More DG and hope for U.S. consolidation
Trina Solar’s report revealed that the company will continue to place a greater share of importance on its distributed generation (DG) projects in China, pointing to the fact that a rather hefty pipeline of DG PV projects is set to come online in the country throughout the remainder of the year, including a 13 MW carport installation in Hunan Province and a 7.4 MW rooftop PV project undertaken in Changzhou, Jiangsu Province.
In light of the recent U.S. anti-dumping and countervailing duty preliminary rulings, Gao reiterated that the company is more committed than ever to the U.S. market.

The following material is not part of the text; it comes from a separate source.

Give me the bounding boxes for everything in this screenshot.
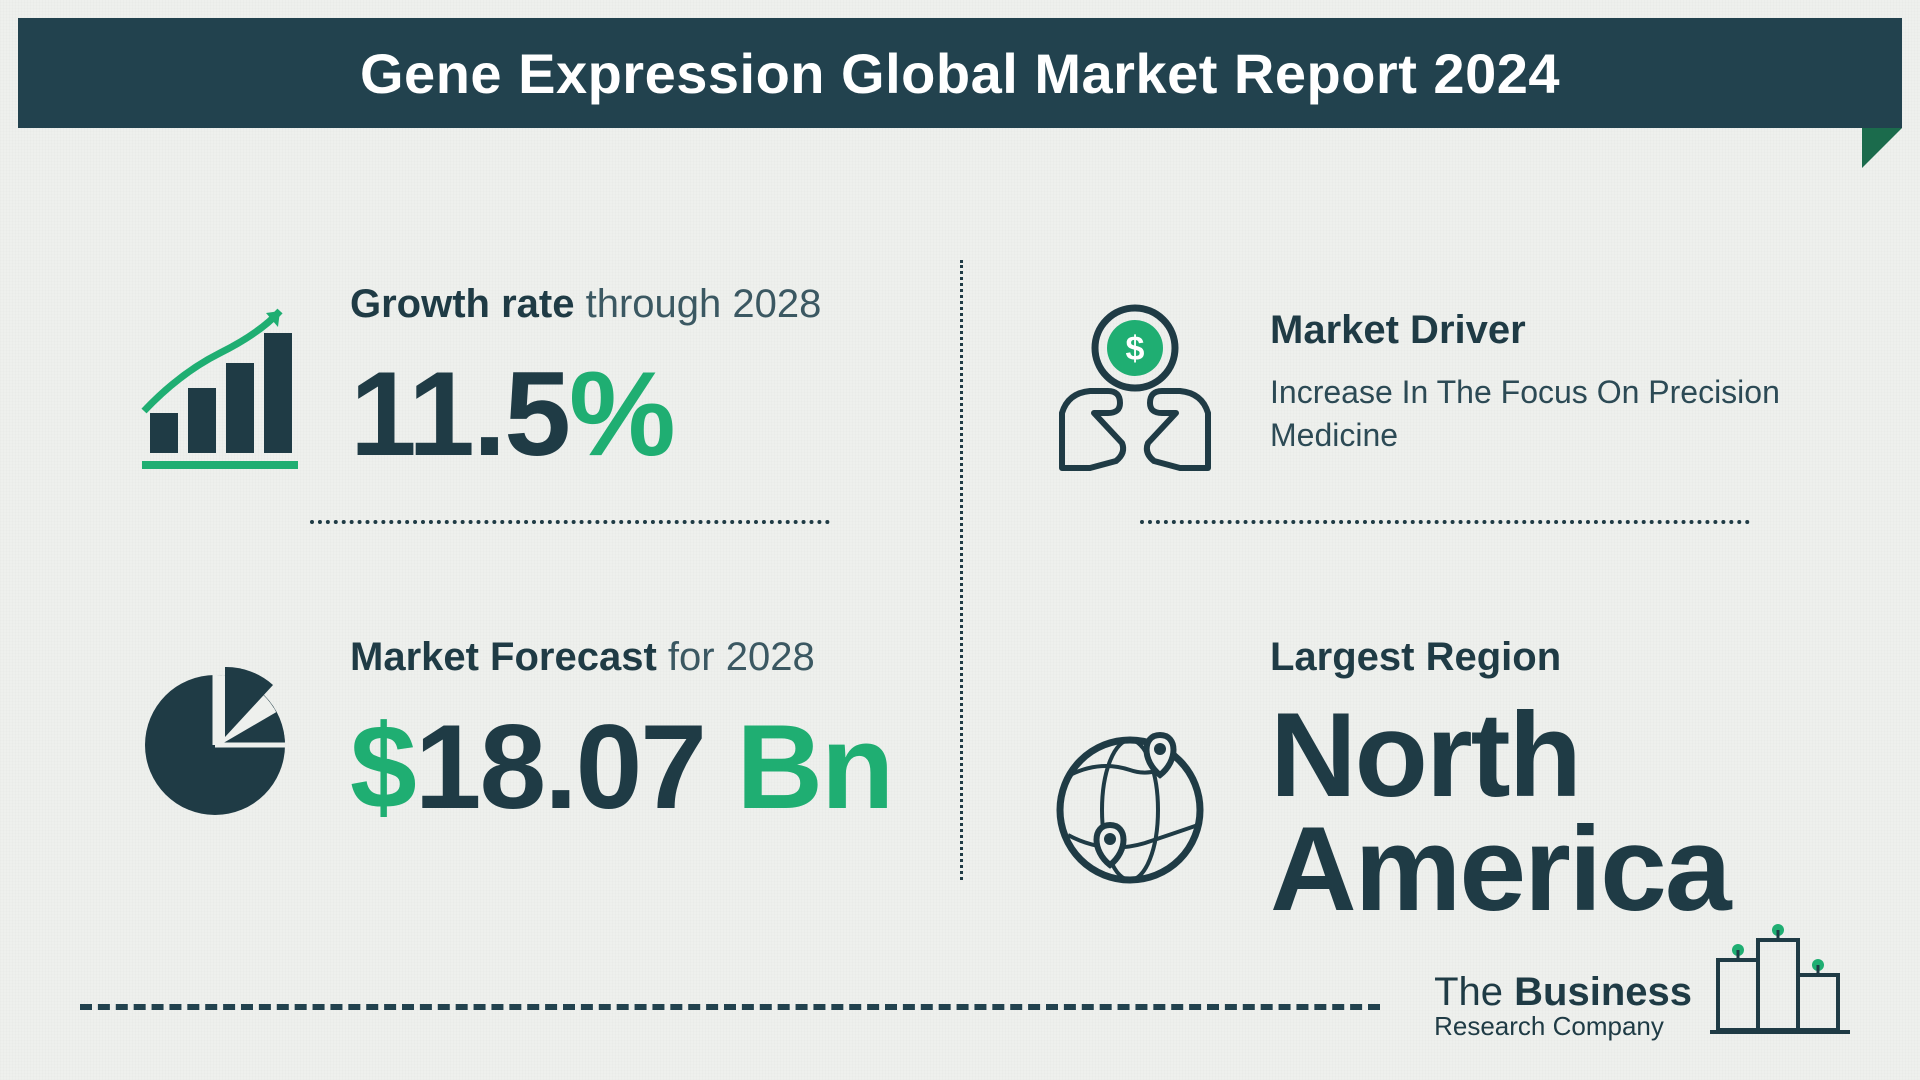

"We believe that Trina Solar will continue to play an important role and maintain our leading market position in the U.S. thanks to our solid and long-standing reputation for high quality products and services." Trina’s plans are boosted by the knowledge that it was hit with one of the lowest anti-dumping tariffs of all the leading Chinese solar PV manufacturers.
Operating costs and looking ahead
Across the second quarter of 2014, operating costs increased by 21.2% quarter-by-quarter, rising to $64.5 million. However, that figure represents a year-on-year decrease of 14%, which helped Trina turn a 2013 Q2 operating loss of $23.9 million into a $15.7 million operating income gain this year.
At the end of Q2, the company had $562.7 million in cash and cash equivalents, and expects to enjoy a strong end to the year. As of June 30, Trina boasted in-house ingot and wafer production capacity of 2 GW and 1.6 GW respectively.
PV cell manufacturing capacity stood at 2.7 GW, with module manufacturing capacity 3.6 GW. By the end of the year, Trina expects module capacity to rise to 3.8 GW, cell capacity to reach 3 GW, and wafers and ingot manufacturing capacity to reach 1.7 GW and 2.2 GW respectively.
Guidance for Q3 forecasts solar module shipments in the range of 1,060 MW to 1,120 MW, placing Trina on course to hit its 2014 guidance of 3.6 GW to 3.8 GW modules shipped.